In Tokyo, Lagarde said that countries should not blindly stick to budget deficit targets if growth weakens more than expected – they should instead allow "automatic stabilisers” (increases in welfare and reductions in tax revenue) to work if growth falls short.
Also in Tokyo, the German finance minister Wolfgang Schauble accused the IMF of contradicting its own stance on fiscal austerity, saying that the fund had "time and again” warned that high debt levels threatened economic growth.
Keynesian economists the world over, led by Princeton University’s Paul Krugman, are crowing.
Krugman wrote in his blog on Saturday: "It wasn’t just a contrast between the wishful thinking of the expansionary austerity types and those who didn’t buy it.
"There was also a distinction between those who looked at the historical record and concluded that fiscal contraction would have only modest contractionary effects, and those — including Martin Wolf, Wren-Lewis, Brad DeLong, and me — who argued that historical experience from countries that were not up against the zero lower bound, had flexible exchange rates, and were pursuing austerity amidst a strong global economy was likely to greatly understate the effects of austerity in the current environment.
"Our position was, if you like, that times like this are different.
"At some level…the vindication of this position is also a vindication for the whole enterprise of Keynes/Hicks macroeconomic theory…”
The Financial Times’ Lex column joined in yesterday with a column headed: "Austerity in Europe – enough already”.
The IMF is now squarely in this camp. It is significant because the fund is not just a spectator on the sidelines like those economists, but a player in the European drama – a member of the so-called rescue troika with the EU and the ECB, as a lender to Greece and other debtor countries.
The EU has already shown some flexibility, giving Spain and Portugal another year to hit their deficit reduction targets. And now that it has won the Nobel Peace Prize it might suddenly be overcome by finer feelings and start to dispense even more philanthropy.
The ECB, meanwhile, has announced its latest plan for Outright Monetary Transaction, or its version of quantitative easing in which it will buy sovereign bonds as long as the country concerned applies for help and agrees to the European Stability Mechanism rules on deficit reduction.
No one has asked for some OMT yet, which is getting to be a bit embarrassing, especially since it is clear that Spain will have to do so eventually. It’s also clear that Greece is not going to meet its debt reduction target of 120 per cent of GDP, with debt now at 181.8 per cent, and blowing out.
In fact Societe Generale’s economists argue that for Greece the fiscal multiplier is more than 2, which means deficit reduction at this point is entirely self-defeating.
More broadly, the basic reason that the fiscal multiplier is now thought to be above 1 rather than below 1 is because interest rates are "zero bound”, as Paul Krugman says.

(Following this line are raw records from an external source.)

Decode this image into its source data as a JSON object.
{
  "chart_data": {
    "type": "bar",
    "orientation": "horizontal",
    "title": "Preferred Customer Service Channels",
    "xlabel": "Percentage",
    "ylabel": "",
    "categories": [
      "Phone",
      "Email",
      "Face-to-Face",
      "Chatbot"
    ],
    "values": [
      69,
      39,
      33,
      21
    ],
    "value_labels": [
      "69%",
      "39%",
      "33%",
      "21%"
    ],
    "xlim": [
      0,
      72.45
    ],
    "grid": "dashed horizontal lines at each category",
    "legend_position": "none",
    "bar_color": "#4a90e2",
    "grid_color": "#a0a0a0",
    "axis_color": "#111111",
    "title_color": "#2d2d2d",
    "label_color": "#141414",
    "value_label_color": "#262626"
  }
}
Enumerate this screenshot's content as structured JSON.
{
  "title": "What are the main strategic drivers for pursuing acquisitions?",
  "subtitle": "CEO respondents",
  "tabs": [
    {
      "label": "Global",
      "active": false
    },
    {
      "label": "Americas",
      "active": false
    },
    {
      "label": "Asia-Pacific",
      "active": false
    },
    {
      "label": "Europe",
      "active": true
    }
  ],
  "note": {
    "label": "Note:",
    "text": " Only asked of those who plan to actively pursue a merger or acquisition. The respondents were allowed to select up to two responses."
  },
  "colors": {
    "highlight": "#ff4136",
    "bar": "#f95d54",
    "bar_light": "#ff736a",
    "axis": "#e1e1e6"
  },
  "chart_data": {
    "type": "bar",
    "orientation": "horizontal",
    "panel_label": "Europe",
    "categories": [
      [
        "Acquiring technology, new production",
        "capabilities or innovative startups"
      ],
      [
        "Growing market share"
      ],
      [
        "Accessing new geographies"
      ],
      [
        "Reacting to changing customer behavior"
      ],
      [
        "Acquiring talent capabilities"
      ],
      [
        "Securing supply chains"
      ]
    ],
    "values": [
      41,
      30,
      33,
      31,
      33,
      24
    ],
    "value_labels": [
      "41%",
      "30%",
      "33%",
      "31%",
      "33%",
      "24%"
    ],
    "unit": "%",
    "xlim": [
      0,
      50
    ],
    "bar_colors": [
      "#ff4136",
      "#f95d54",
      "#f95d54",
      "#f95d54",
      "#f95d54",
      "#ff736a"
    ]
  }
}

That means monetary policy can’t offset the fall in confidence that results from the cut in government spending or the increase in taxes.
And by the way, it’s worth noting that The Australian reports this morning on a report from the head of investment market research at Perpetual, Matthew Sherwood, who says that the Reserve Bank of Australia might soon hit its own version of zero bound if the cash rate is cut much more.
That’s because the banks will not cut deposit rates to below inflation. "After this, banks may not pass on any further stimulus to borrowers, regardless of how low official interest rates go," he says.
That’s important because while the Australian Government might not be in the same sort of fiscal mess as Greece, there is a political consensus around the need for fiscal austerity to get the budget back into surplus.
If monetary policy in Australia is effectively "zero bound” and therefore not working, the fiscal multiplier in this is likely to be more than 1 as well.